ODOT Enlists Volunteers to Prevent Litter in Ohio

Fri July 04, 2008 - Midwest Edition

Hoping to prevent a $4 million problem marring Ohio’s highway system, the Ohio Department of Transportation (ODOT) kicked off its annual spring litter cleanup by enlisting the help of an army of volunteers to prevent litter in the state’s Clear Across Ohio campaign.

Gov. Ted Strickland proclaimed April as “Keep Ohio Beautiful Month.” In celebration, ODOT has partnered with Keep Ohio Beautiful on the Great American Cleanup, which officially kicked off statewide with an event March 29 at the Street Market in Toledo.

ODOT District 11 Deputy Director Dick Bible said, “As a way to show our support and participation, our county maintenance crews throughout east-central Ohio are picking up litter today.”

Statewide, ODOT’s highway crews collected nearly 10 million pounds of trash in 2007 at a cost of $4 million in labor and equipment expenses. That’s more than 500,000 bags of litter and debris taken off the roads and grassy medians along the state highway system.

“By embracing environmental stewardship, we can all prevent litter — Clear Across Ohio,” said ODOT Director James Beasley. “To give you some perspective, the $4 million spent last year to pick up highway litter could have instead been used to pave a new 40 mile two-lane road.”

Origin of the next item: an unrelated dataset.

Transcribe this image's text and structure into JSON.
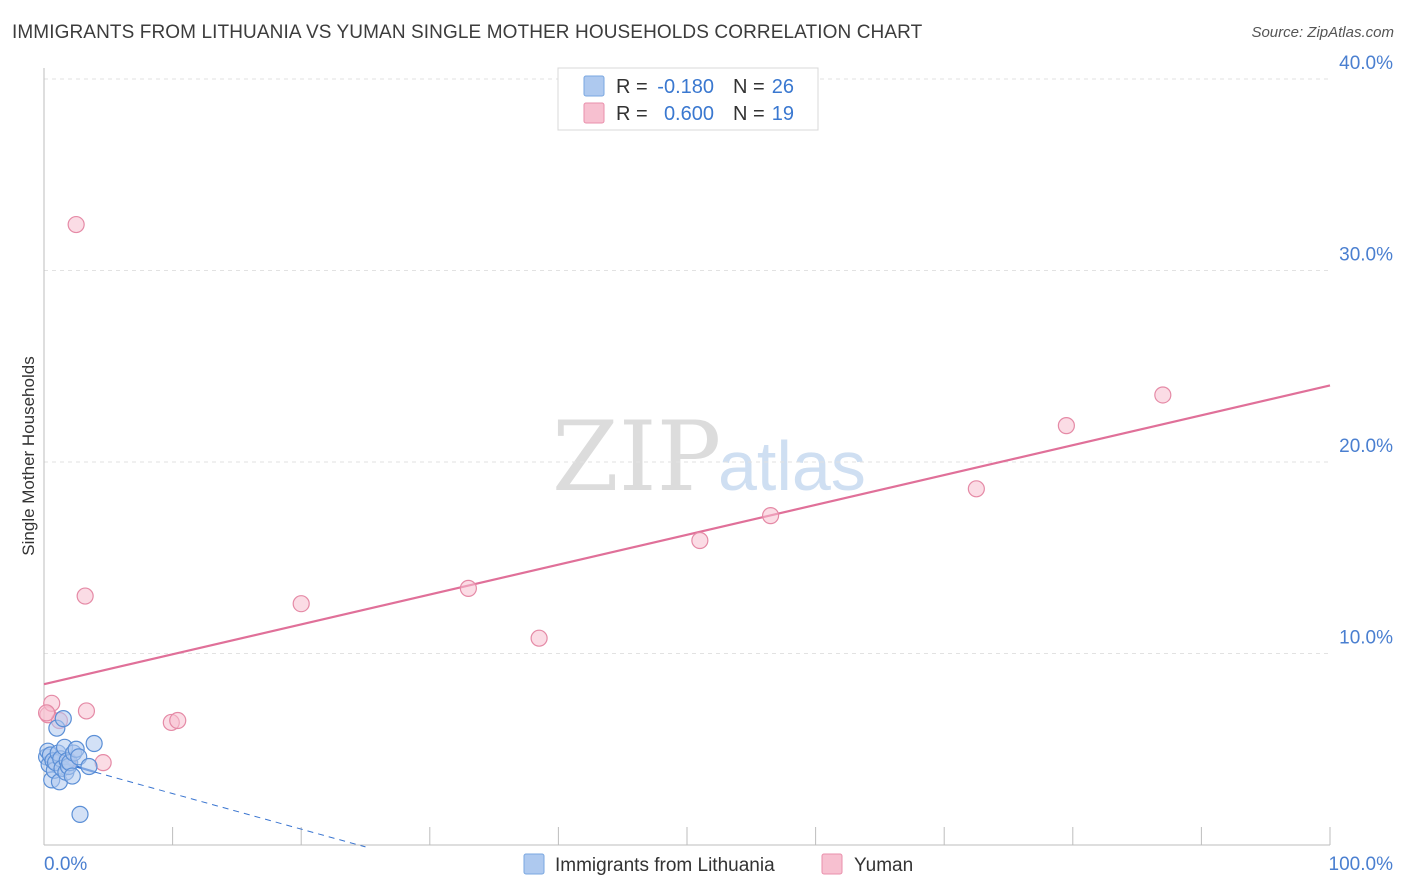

The Great American Cleanup is the nation’s largest annual community improvement program. Cleanup activities are expected to involve as many as 2.5 million people volunteering more than 8 million hours to clean, beautify and improve 15,000 communities during events in all 50 states.

Ohio also has more than 1,400 groups — with at least one group in each county — who have joined ODOT’s Adopt-a-Highway program. Volunteer groups adopt a 2- mi. section or an interchange along the state highway system, picking up litter and debris a minimum of four times each year.